At the end of the 18th Century there were still four commons left in the parish. Curload, or ‘Curlwood Green’, Meare Green (a long thin strip between the set back farmhouses, before the road was put through in the 19th Century), Warre Moor at Stathe, and Woodhill Green - the land between present day Windmill and Pincombe Drove, narrowing up to the area around the Rose & Crown. These disappeared in the first decade of the 19th Century, to be followed by the draining and ‘allotment’ of the land on West Sedgemoor by 1820.

When the enclosures took effect they removed a crucial part of of the peasant culture. The Stoke cottager was left with his garden and a pigsty, and a huge hole in the rest of the resources needed to maintain his economic system. The once self-sufficient villager turned into a spender of money. Money that would be spent in the emerging Village Shop. The 1841 census names some of the owners of these early trading establishments, but they would have been just rooms in people’s houses, where goods were sold. For many items the people of Stoke and the outlying hamlets in the parish would still get supplies from travelling salespeople. Like their urban counterparts, the corner shopkeepers, they would sell not just staples but anything for which there was a local demand. In the days before state pensions, keeping a small village shop saved many a widow or childless couple from the workhouse. The first record of such a business starting in Stoke was the arrival of Jacob Williams, first appearing in the 1841 Census, living in what became known as Jessamine House, and listed as a baker.

The Williams Family

On 31st March 1803, Daniel Williams, a dairyman in Swell parish, married Ann Boobyer. In 1820, still living in Swell, Daniel and Ann baptised their son, Jacob, in the little church of St Catherine, adjoining the Manor House. When old enough Jacob was apprenticed to a local baker. In 1841 he had set up in Stoke St Gregory as a qualified baker. He rented what is now Jessamine House from Charles Holcombe Dare'

When Jacob took over the tenancy, aged 20, he brought with him Charles Squire, also aged 20, who was listed (in the ‘next dwelling’) in the 1841 Census as a ‘Journeyman Baker’. The other entry at Charles’ address is a female servant, Martha Burges, aged 12. This building was classed as ‘uninhabited’ in the 1851 census, so Charles Squire had moved on to establish his own business in what is now Ash Grove, Meare Green.

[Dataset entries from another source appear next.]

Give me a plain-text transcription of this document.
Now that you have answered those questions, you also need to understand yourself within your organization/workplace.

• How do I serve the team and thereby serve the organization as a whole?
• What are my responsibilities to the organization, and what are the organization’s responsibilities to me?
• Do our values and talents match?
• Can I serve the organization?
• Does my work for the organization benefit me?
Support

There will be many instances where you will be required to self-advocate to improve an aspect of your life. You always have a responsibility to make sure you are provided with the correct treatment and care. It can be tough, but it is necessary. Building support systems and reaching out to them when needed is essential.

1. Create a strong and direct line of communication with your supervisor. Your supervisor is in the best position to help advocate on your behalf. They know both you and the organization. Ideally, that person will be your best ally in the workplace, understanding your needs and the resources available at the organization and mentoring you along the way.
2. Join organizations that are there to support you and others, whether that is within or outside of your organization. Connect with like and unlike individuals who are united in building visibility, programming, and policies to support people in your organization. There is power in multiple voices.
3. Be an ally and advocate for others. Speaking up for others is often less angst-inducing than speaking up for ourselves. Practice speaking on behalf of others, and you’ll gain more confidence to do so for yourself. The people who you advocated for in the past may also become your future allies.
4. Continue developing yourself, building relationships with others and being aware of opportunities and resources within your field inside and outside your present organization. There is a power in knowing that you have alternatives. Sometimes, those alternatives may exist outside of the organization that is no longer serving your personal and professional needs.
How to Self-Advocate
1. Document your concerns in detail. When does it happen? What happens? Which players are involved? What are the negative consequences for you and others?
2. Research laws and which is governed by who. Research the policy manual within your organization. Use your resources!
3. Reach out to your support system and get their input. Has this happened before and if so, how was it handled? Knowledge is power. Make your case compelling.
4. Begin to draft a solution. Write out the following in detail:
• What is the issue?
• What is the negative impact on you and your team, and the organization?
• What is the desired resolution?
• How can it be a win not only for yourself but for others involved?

Jacob married a local girl, Elizabeth Hunt, daughter of Lawrence Hunt, farmer, of Woodhill. By 1851 they had two children who had not long started at school  with Albert and Mary Ann looked after at home by live-in servant, Harriet Haddon, who was 19. Edwin Hunt, Elizabeth’s cousin, aged 17 was also living with them and was apprenticed as a baker to Jacob. There was also a visitor - Edward Warns, a Bible Christian Minister. By now, Jacob was listed as Baker and Grocer. He was following the trend of diversification as the local residents needed to buy more of their weekly goods.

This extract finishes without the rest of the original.